Photo by Jim Watson/AFP via Getty Images; Saul Loeb/AFP via Getty Images
After President Trump announced he would not participate in a virtual debate next week, Joe Biden's campaign released a statement Thursday that the former vice president would instead "find an appropriate place to take questions from voters directly."
The state of play: The Commission on Presidential Debates announced the town hall would be entirely virtual "for the health and safety of all involved" as Trump continues to recover from coronavirus.
What they're saying: "Joe Biden was prepared to accept the CPD's proposal for a virtual town hall, but the president has refused, as Donald Trump clearly does not want to face questions from the voters about his failures on COVID and the economy," said Kate Bedingfield, Biden's deputy campaign manager.

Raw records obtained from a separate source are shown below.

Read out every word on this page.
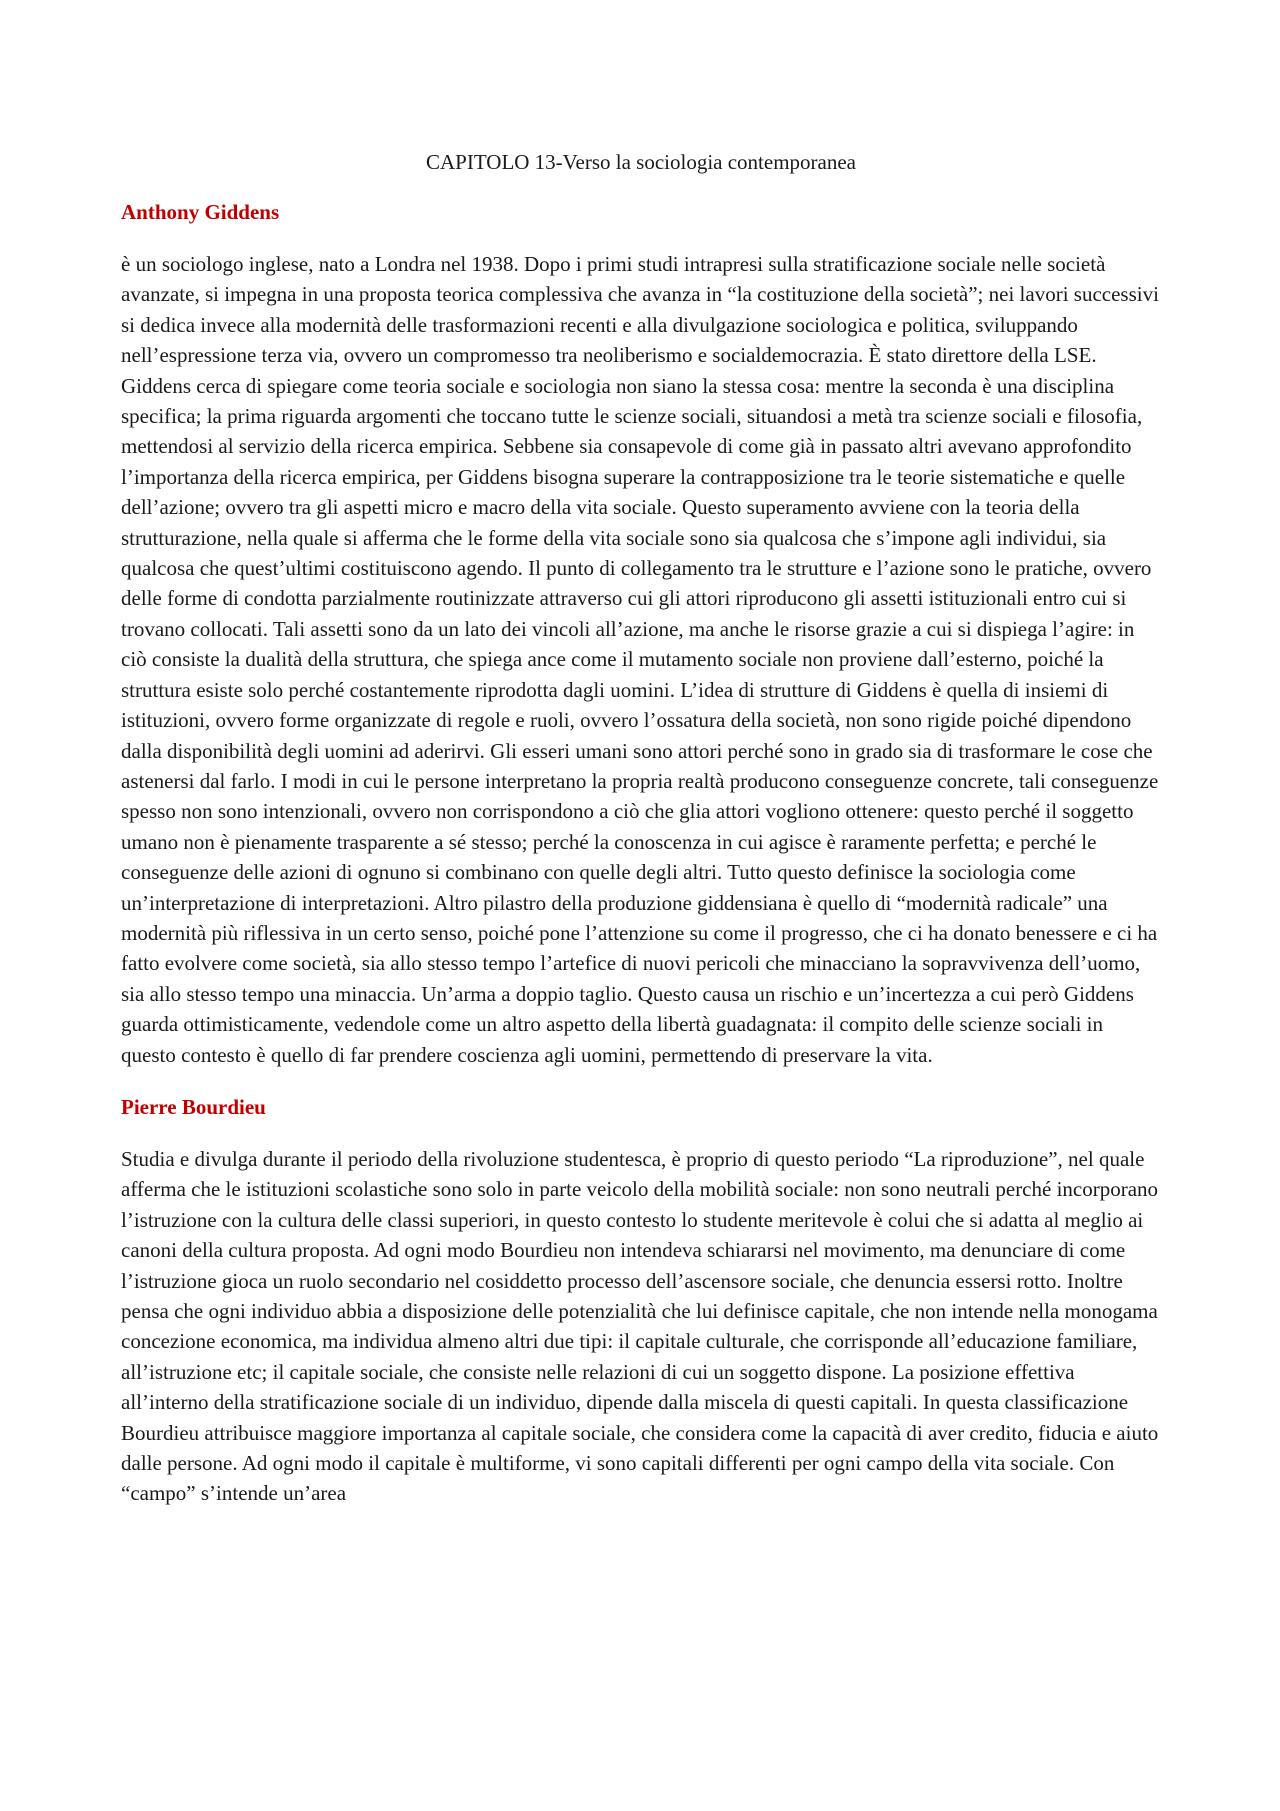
CAPITOLO 13-Verso la sociologia contemporanea
Anthony Giddens

è un sociologo inglese, nato a Londra nel 1938. Dopo i primi studi intrapresi sulla stratificazione sociale nelle società avanzate, si impegna in una proposta teorica complessiva che avanza in “la costituzione della società”; nei lavori successivi si dedica invece alla modernità delle trasformazioni recenti e alla divulgazione sociologica e politica, sviluppando nell’espressione terza via, ovvero un compromesso tra neoliberismo e socialdemocrazia. È stato direttore della LSE. Giddens cerca di spiegare come teoria sociale e sociologia non siano la stessa cosa: mentre la seconda è una disciplina specifica; la prima riguarda argomenti che toccano tutte le scienze sociali, situandosi a metà tra scienze sociali e filosofia, mettendosi al servizio della ricerca empirica. Sebbene sia consapevole di come già in passato altri avevano approfondito l’importanza della ricerca empirica, per Giddens bisogna superare la contrapposizione tra le teorie sistematiche e quelle dell’azione; ovvero tra gli aspetti micro e macro della vita sociale. Questo superamento avviene con la teoria della strutturazione, nella quale si afferma che le forme della vita sociale sono sia qualcosa che s’impone agli individui, sia qualcosa che quest’ultimi costituiscono agendo. Il punto di collegamento tra le strutture e l’azione sono le pratiche, ovvero delle forme di condotta parzialmente routinizzate attraverso cui gli attori riproducono gli assetti istituzionali entro cui si trovano collocati. Tali assetti sono da un lato dei vincoli all’azione, ma anche le risorse grazie a cui si dispiega l’agire: in ciò consiste la dualità della struttura, che spiega ance come il mutamento sociale non proviene dall’esterno, poiché la struttura esiste solo perché costantemente riprodotta dagli uomini. L’idea di strutture di Giddens è quella di insiemi di istituzioni, ovvero forme organizzate di regole e ruoli, ovvero l’ossatura della società, non sono rigide poiché dipendono dalla disponibilità degli uomini ad aderirvi. Gli esseri umani sono attori perché sono in grado sia di trasformare le cose che astenersi dal farlo. I modi in cui le persone interpretano la propria realtà producono conseguenze concrete, tali conseguenze spesso non sono intenzionali, ovvero non corrispondono a ciò che glia attori vogliono ottenere: questo perché il soggetto umano non è pienamente trasparente a sé stesso; perché la conoscenza in cui agisce è raramente perfetta; e perché le conseguenze delle azioni di ognuno si combinano con quelle degli altri. Tutto questo definisce la sociologia come un’interpretazione di interpretazioni. Altro pilastro della produzione giddensiana è quello di “modernità radicale” una modernità più riflessiva in un certo senso, poiché pone l’attenzione su come il progresso, che ci ha donato benessere e ci ha fatto evolvere come società, sia allo stesso tempo l’artefice di nuovi pericoli che minacciano la sopravvivenza dell’uomo, sia allo stesso tempo una minaccia. Un’arma a doppio taglio. Questo causa un rischio e un’incertezza a cui però Giddens guarda ottimisticamente, vedendole come un altro aspetto della libertà guadagnata: il compito delle scienze sociali in questo contesto è quello di far prendere coscienza agli uomini, permettendo di preservare la vita.

Pierre Bourdieu

Studia e divulga durante il periodo della rivoluzione studentesca, è proprio di questo periodo “La riproduzione”, nel quale afferma che le istituzioni scolastiche sono solo in parte veicolo della mobilità sociale: non sono neutrali perché incorporano l’istruzione con la cultura delle classi superiori, in questo contesto lo studente meritevole è colui che si adatta al meglio ai canoni della cultura proposta. Ad ogni modo Bourdieu non intendeva schiararsi nel movimento, ma denunciare di come l’istruzione gioca un ruolo secondario nel cosiddetto processo dell’ascensore sociale, che denuncia essersi rotto. Inoltre pensa che ogni individuo abbia a disposizione delle potenzialità che lui definisce capitale, che non intende nella monogama concezione economica, ma individua almeno altri due tipi: il capitale culturale, che corrisponde all’educazione familiare, all’istruzione etc; il capitale sociale, che consiste nelle relazioni di cui un soggetto dispone. La posizione effettiva all’interno della stratificazione sociale di un individuo, dipende dalla miscela di questi capitali. In questa classificazione Bourdieu attribuisce maggiore importanza al capitale sociale, che considera come la capacità di aver credito, fiducia e aiuto dalle persone. Ad ogni modo il capitale è multiforme, vi sono capitali differenti per ogni campo della vita sociale. Con “campo” s’intende un’area
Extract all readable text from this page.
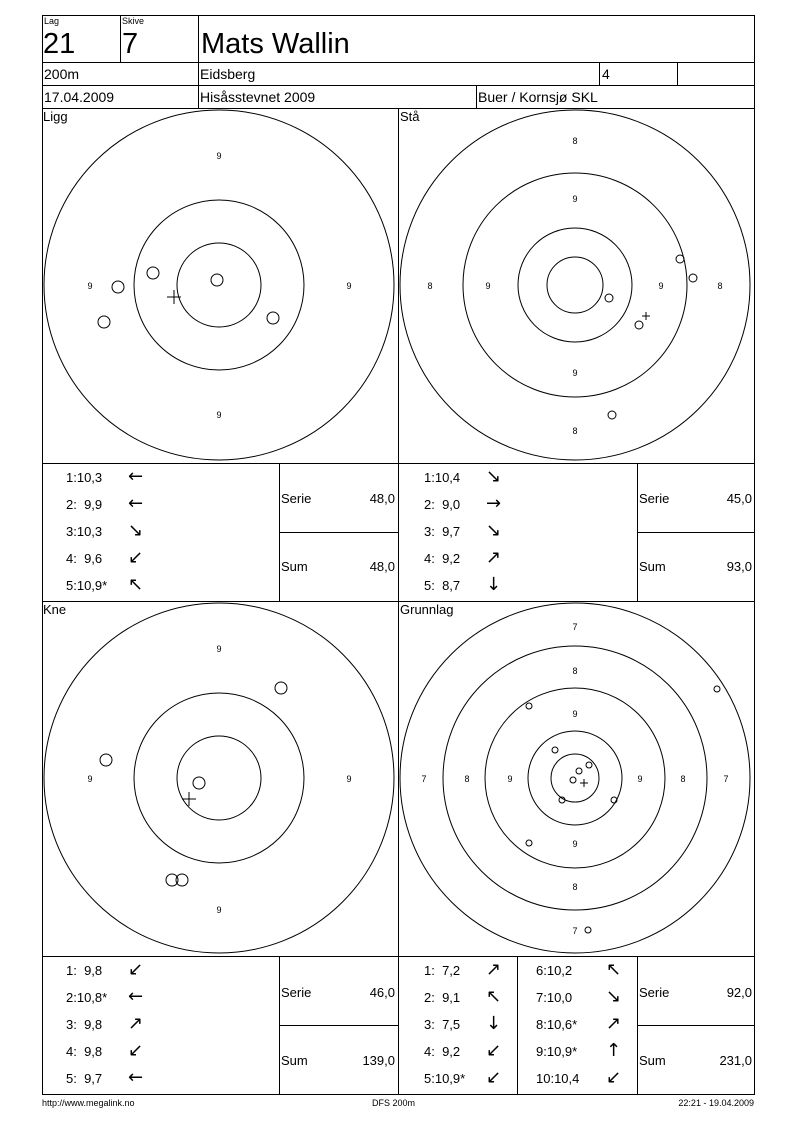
Lag
21
Skive
7 Mats Wallin
200m	Eidsberg	4
17.04.2009	Hisåsstevnet 2009	Buer / Kornsjø SKL
Ligg	Stå
Kne	Grunnlag
9
9
9	9
8
9
9
8
8	9	9	8
9
9
9	9
7
8
9
9
8
7
7	8	9	9	8	7
1:10,3 ←
2:  9,9 ←
3:10,3 ↘
4:  9,6 ↙
5:10,9* ↖
1:10,4 ↘
2:  9,0 →
3:  9,7 ↘
4:  9,2 ↗
5:  8,7 ↓
1:  9,8 ↙
2:10,8* ←
3:  9,8 ↗
4:  9,8 ↙
5:  9,7 ←
1:  7,2 ↗
2:  9,1 ↖
3:  7,5 ↓
4:  9,2 ↙
5:10,9* ↙
6:10,2 ↖
7:10,0 ↘
8:10,6* ↗
9:10,9* ↑
10:10,4 ↙
Serie	48,0
Sum	48,0
Serie	45,0
Sum	93,0
Serie	46,0
Sum	139,0
Serie	92,0
Sum	231,0
http://www.megalink.no	DFS 200m	22:21 - 19.04.2009
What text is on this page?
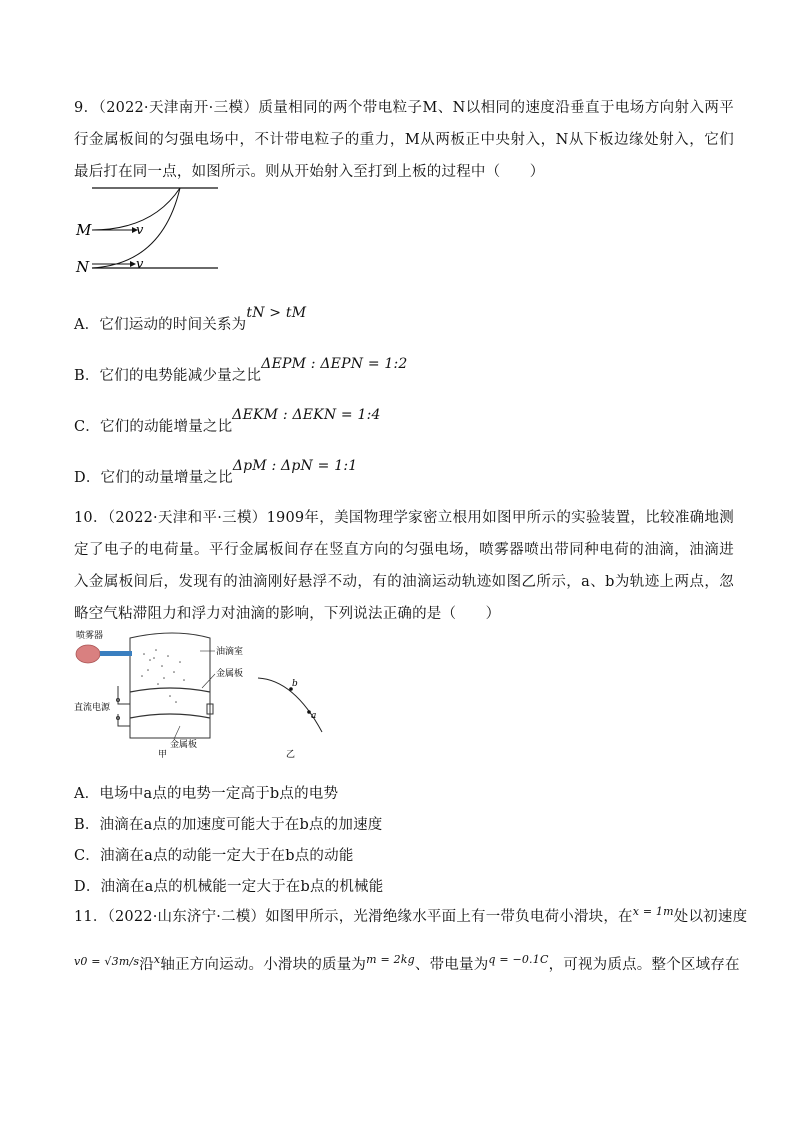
9．（2022·天津南开·三模）质量相同的两个带电粒子M、N以相同的速度沿垂直于电场方向射入两平行金属板间的匀强电场中，不计带电粒子的重力，M从两板正中央射入，N从下板边缘处射入，它们最后打在同一点，如图所示。则从开始射入至打到上板的过程中（　　）
M
N
v
v
A．它们运动的时间关系为tN > tM
B．它们的电势能减少量之比ΔEPM : ΔEPN = 1:2
C．它们的动能增量之比ΔEKM : ΔEKN = 1:4
D．它们的动量增量之比ΔpM : ΔpN = 1:1
10．（2022·天津和平·三模）1909年，美国物理学家密立根用如图甲所示的实验装置，比较准确地测定了电子的电荷量。平行金属板间存在竖直方向的匀强电场，喷雾器喷出带同种电荷的油滴，油滴进入金属板间后，发现有的油滴刚好悬浮不动，有的油滴运动轨迹如图乙所示，a、b为轨迹上两点，忽略空气粘滞阻力和浮力对油滴的影响，下列说法正确的是（　　）
喷雾器
油滴室
金属板
直流电源
金属板
甲
b
a
乙
A．电场中a点的电势一定高于b点的电势
B．油滴在a点的加速度可能大于在b点的加速度
C．油滴在a点的动能一定大于在b点的动能
D．油滴在a点的机械能一定大于在b点的机械能
11．（2022·山东济宁·二模）如图甲所示，光滑绝缘水平面上有一带负电荷小滑块，在$^{x = 1m}$处以初速度
$^{v0 = √3m/s}$沿$^x$轴正方向运动。小滑块的质量为$^{m = 2kg}$、带电量为$^{q = -0.1C}$，可视为质点。整个区域存在
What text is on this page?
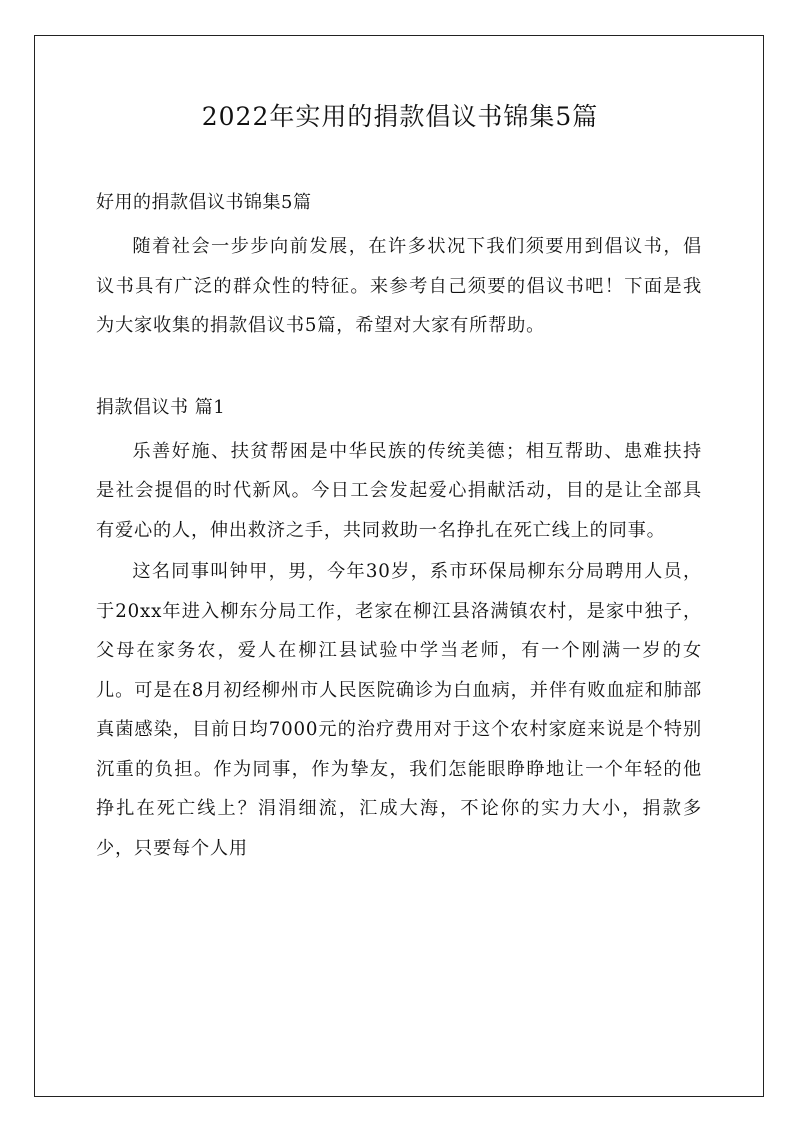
2022年实用的捐款倡议书锦集5篇

好用的捐款倡议书锦集5篇

随着社会一步步向前发展，在许多状况下我们须要用到倡议书，倡议书具有广泛的群众性的特征。来参考自己须要的倡议书吧！下面是我为大家收集的捐款倡议书5篇，希望对大家有所帮助。

捐款倡议书 篇1

乐善好施、扶贫帮困是中华民族的传统美德；相互帮助、患难扶持是社会提倡的时代新风。今日工会发起爱心捐献活动，目的是让全部具有爱心的人，伸出救济之手，共同救助一名挣扎在死亡线上的同事。

这名同事叫钟甲，男，今年30岁，系市环保局柳东分局聘用人员，于20xx年进入柳东分局工作，老家在柳江县洛满镇农村，是家中独子，父母在家务农，爱人在柳江县试验中学当老师，有一个刚满一岁的女儿。可是在8月初经柳州市人民医院确诊为白血病，并伴有败血症和肺部真菌感染，目前日均7000元的治疗费用对于这个农村家庭来说是个特别沉重的负担。作为同事，作为挚友，我们怎能眼睁睁地让一个年轻的他挣扎在死亡线上？涓涓细流，汇成大海，不论你的实力大小，捐款多少，只要每个人用
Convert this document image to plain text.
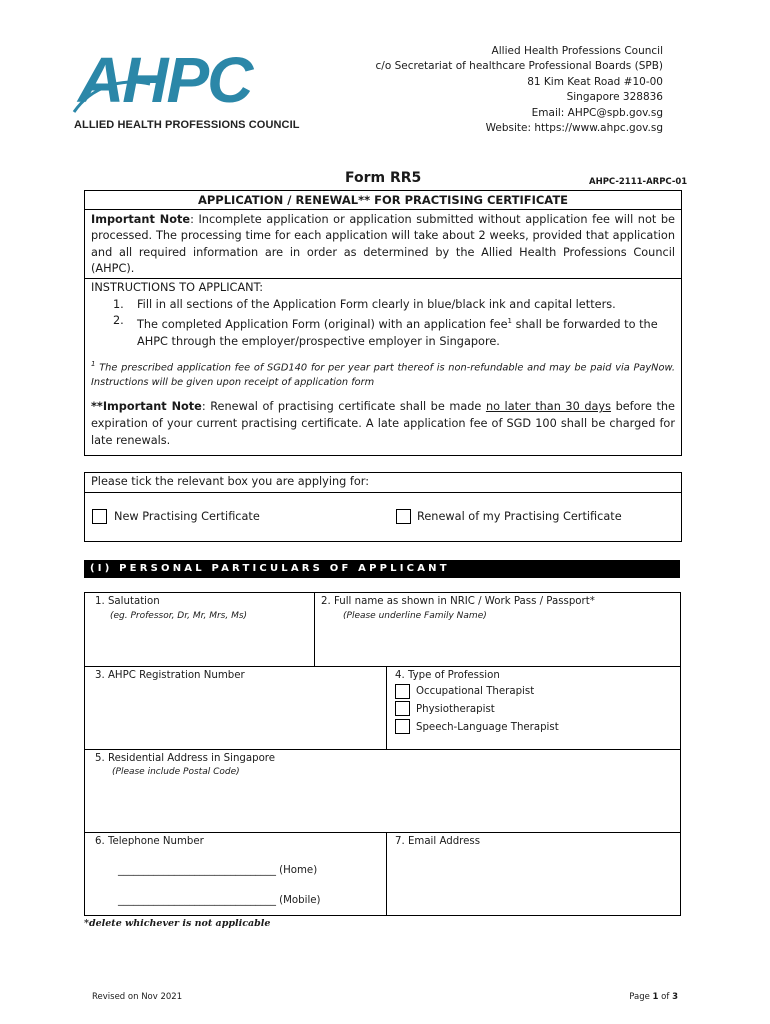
AHPC
ALLIED HEALTH PROFESSIONS COUNCIL
Allied Health Professions Council
c/o Secretariat of healthcare Professional Boards (SPB)
81 Kim Keat Road #10-00
Singapore 328836
Email: AHPC@spb.gov.sg
Website: https://www.ahpc.gov.sg
Form RR5	AHPC-2111-ARPC-01
APPLICATION / RENEWAL** FOR PRACTISING CERTIFICATE
Important Note: Incomplete application or application submitted without application fee will not be processed. The processing time for each application will take about 2 weeks, provided that application and all required information are in order as determined by the Allied Health Professions Council (AHPC).
INSTRUCTIONS TO APPLICANT:
1.	Fill in all sections of the Application Form clearly in blue/black ink and capital letters.
2.	The completed Application Form (original) with an application fee$^1$ shall be forwarded to the AHPC through the employer/prospective employer in Singapore.
$^1$ The prescribed application fee of SGD140 for per year part thereof is non-refundable and may be paid via PayNow. Instructions will be given upon receipt of application form
**Important Note: Renewal of practising certificate shall be made no later than 30 days before the expiration of your current practising certificate. A late application fee of SGD 100 shall be charged for late renewals.
Please tick the relevant box you are applying for:
New Practising Certificate	Renewal of my Practising Certificate
(I) PERSONAL PARTICULARS OF APPLICANT
1. Salutation
(eg. Professor, Dr, Mr, Mrs, Ms)
2. Full name as shown in NRIC / Work Pass / Passport*
(Please underline Family Name)
3. AHPC Registration Number	4. Type of Profession
Occupational Therapist
Physiotherapist
Speech-Language Therapist
5. Residential Address in Singapore
(Please include Postal Code)
6. Telephone Number
_______________________________ (Home)
_______________________________ (Mobile)
7. Email Address
*delete whichever is not applicable
Revised on Nov 2021	Page 1 of 3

- "As a result, Joe Biden will find an appropriate place to take questions from voters directly on October 15th, as he has done on several occasions in recent weeks."
The other side: The status of Trump's health largely remains unclear, and the president's doctors have not indicated whether he is still testing positive for coronavirus.
- Trump campaign manager Bill Stepien, who also tested positive for coronavirus, said in a statement that the campaign will "pass on this sad excuse to bail out Joe Biden and do a rally instead."
- Stepien also claimed without evidence that Trump "will have posted multiple negative tests prior to the debate," which has never been publicly confirmed by the president's doctors.
- Trump's campaign later suggested moving the debates to Oct. 22 and Oct. 29. The Biden campaign swiftly rejected that proposal, saying "Trump's erratic behavior does not allow him to rewrite the calendar, and pick new dates of his choosing."
What's next: The Biden campaign instead suggested using the next scheduled debate date of Oct. 22 to host a town hall-style event.